“When Your Love is Safe”
from the EP Curtis Lane
2010
iTunes
Pat Grossi’s a harpist, an ex-choirboy, an Active Child; precious, no? Nah, not really. Grossi’s gauzy, twinkly Active Child songs feel at once rather humble and astronomically huge. Bits of Animal Collective’s stacked harmonies, Dazzle Ships’ askew shimmer, and M83’s post-New Order epic pulse coalesce in Grossi’s tidy yet titanic sound, stretched out over six songs and 30 minutes on the Curtis Lane EP. Precious? More like prodigious.
Tracks here comes in a couple of varieties: there’s the hazier, sultrier, slower numbers, and the ones you can dance to. Grossi’s smart to keep the two sides in balance, but while the thumpier numbers have their charms, they seem a bit timid next to the others’ sky-streaking grandeur. “I’m in Your Church at Night” seems to stretch on forever, matching Grossi’s heaven-sent falsetto to a lush rumble not unlike a screwed’n’chopped “In the Air Tonight”. His compositional skill is really something, moving beats and harp plinks and negative space in and out without disrupting the majestic scope of the tunes.
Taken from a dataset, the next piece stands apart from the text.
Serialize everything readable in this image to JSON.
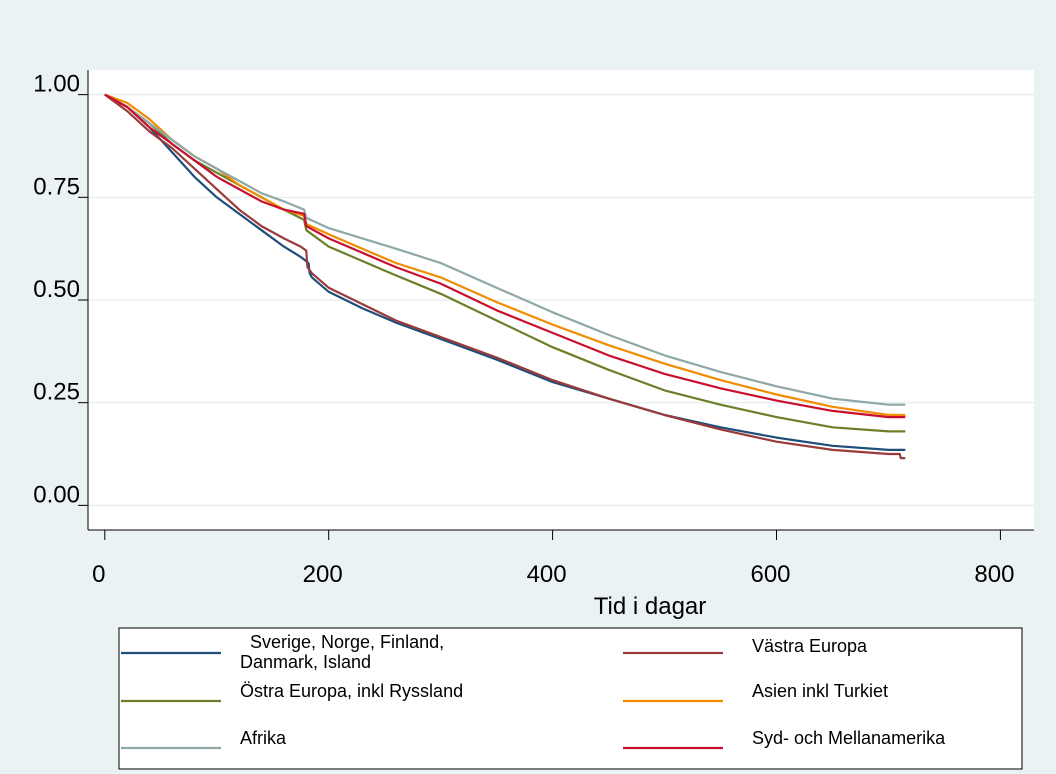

His falsetto, a touch meek on its own, has a dreamy incandescence when piled on top of itself. The harp’s far from the focus here, but coupled with his voice, it provides a organic counterpoint to the synthetic sounds constantly shuffling underneath him.
Grossi’s hand as a dance producer isn’t quite as steady; deft as he is at matching sounds, there’s a reason you don’t hear much harp in house music, and the throb he throws under half the tunes here never quite seems to knock hard enough to actually enter the realm of the danceable. Perhaps that’s not the point, but the reedy “Take Shelter” doesn’t have quite as much vitality as the stretchier stuff, sounding at times like any number of bedroom Bernard Sumner. A stuttery sample of Grossi’s voice makes head-nodder “When Your Love is Safe” the best of the dancier bunch, but “Weight of the World” is bogged down by too much thump and a sharp vocal downshift; his falsetto’s lovely, his tenor not so much. It’s not that Grossi oughta give up trying to get people to move, but his dance music’s just a smudge too cerebral, and besides, the more extravagant numbers are moving enough as is.
Grossi’s limited means seem to have pushed the cosmic, stately side of these tracks to the forefront; these tunes might be huge in effect, but they’re fairly modest in execution, and one hopes Grossi can maintain that homespun feel should bigger and better things befall him. And they oughta; lord knows if I were charged to soundtrack the big smooch in a teen movie I’d snatch up the rights to “Wilderness” or “I’m in Your Church at Night” post-haste. These songs just feel climactic, durable, far greater than the sum of their parts. If this guy can almost get you to dance to harp songs, just imagine what he might be capable of creating.